I have just recently (I think it was this year, but could have been late December) reconsidered my views and slightly changed them, too. But the view that each individual should be responsible solely for getting the best possible outcome for themselves is just so good it's going to take a lot of really compelling arguments to change that. Even this whole thread is a very good example of why that is the case — when you have the following views:
- when you disagree with someone, it's the other person's fault for being a person who disagrees for the sake of disagreeing
- when you derail your own thread, it was the "trolls" who derailed it
- when you're posting stupid and offensive stuff on the Internet it's the fault of a lot of negative crap in your life coming up to the surface on its own without you having any influence on it at all
- when people have actual data showing that you've been more rude and insulting than the other posters after you've accused the others of being rude and insulting, your being rude and insulting is also a direct consequence of the (non-existent) rudeness and insults by the other people and you were completely devoid of any agency on that matter and the person collecting the data is also at fault for going through all that trouble just to have one more thing to scold you for
- when you don't have data about the subject you're making a thread on and you make estimates as a substitute, and a bit later someone (presumably the first person who still remembered where that data was) comes and has the relevant data, all of your false estimates were false because other people didn't tell you you could have looked up the data yourself
, you tend to cause shitstorms and get banned. And the next time you join a forum, it's going to happen again because somehow after the last incident, the other people haven't managed to improve themselves so that they could cater to you. Feeling entitled to certain kind of special treatment from other people causes trouble for the people around you, not receiving that special treatment causes you to hold stupid grudges against people, perceivably not being able to influence things in your own life is very unsatisfying and things suck for yourself and everyone involved.
If I'm participating in a discussion online with someone who disagrees with me even though I don't like it, it's my own fault for participating in it. If I derail a thread that I'd rather not have derailed, it's my own fault. If people call me out on posting stupid stuff on the Internet, it's my own fault, and if a lot of negative crap is going on in my life, that's also my own fault. Even if people were being rude and insulting towards me, that would be my own fault for not deserving better treatment, and taking offense from lighthearted jokes would most certainly be my own fault. Then I can learn from the experience, become a better person, and hopefully next time things will work out better.

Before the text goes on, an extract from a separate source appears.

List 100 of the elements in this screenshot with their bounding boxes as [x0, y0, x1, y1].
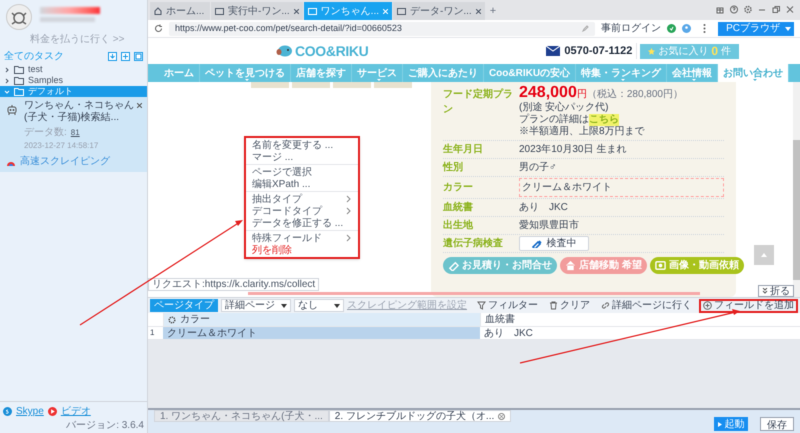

As it turns out, with these views, I managed to have this discussion without appearing overly antagonistic while thoroughly enjoying the entire thread. I've also been under the impression that most people who are important to me actually do like me, and I don't really see how it would make them like me more if I stopped intentionally trying to be a person that they would like and started demanding that they have to do their best to be the kind of people that I like instead.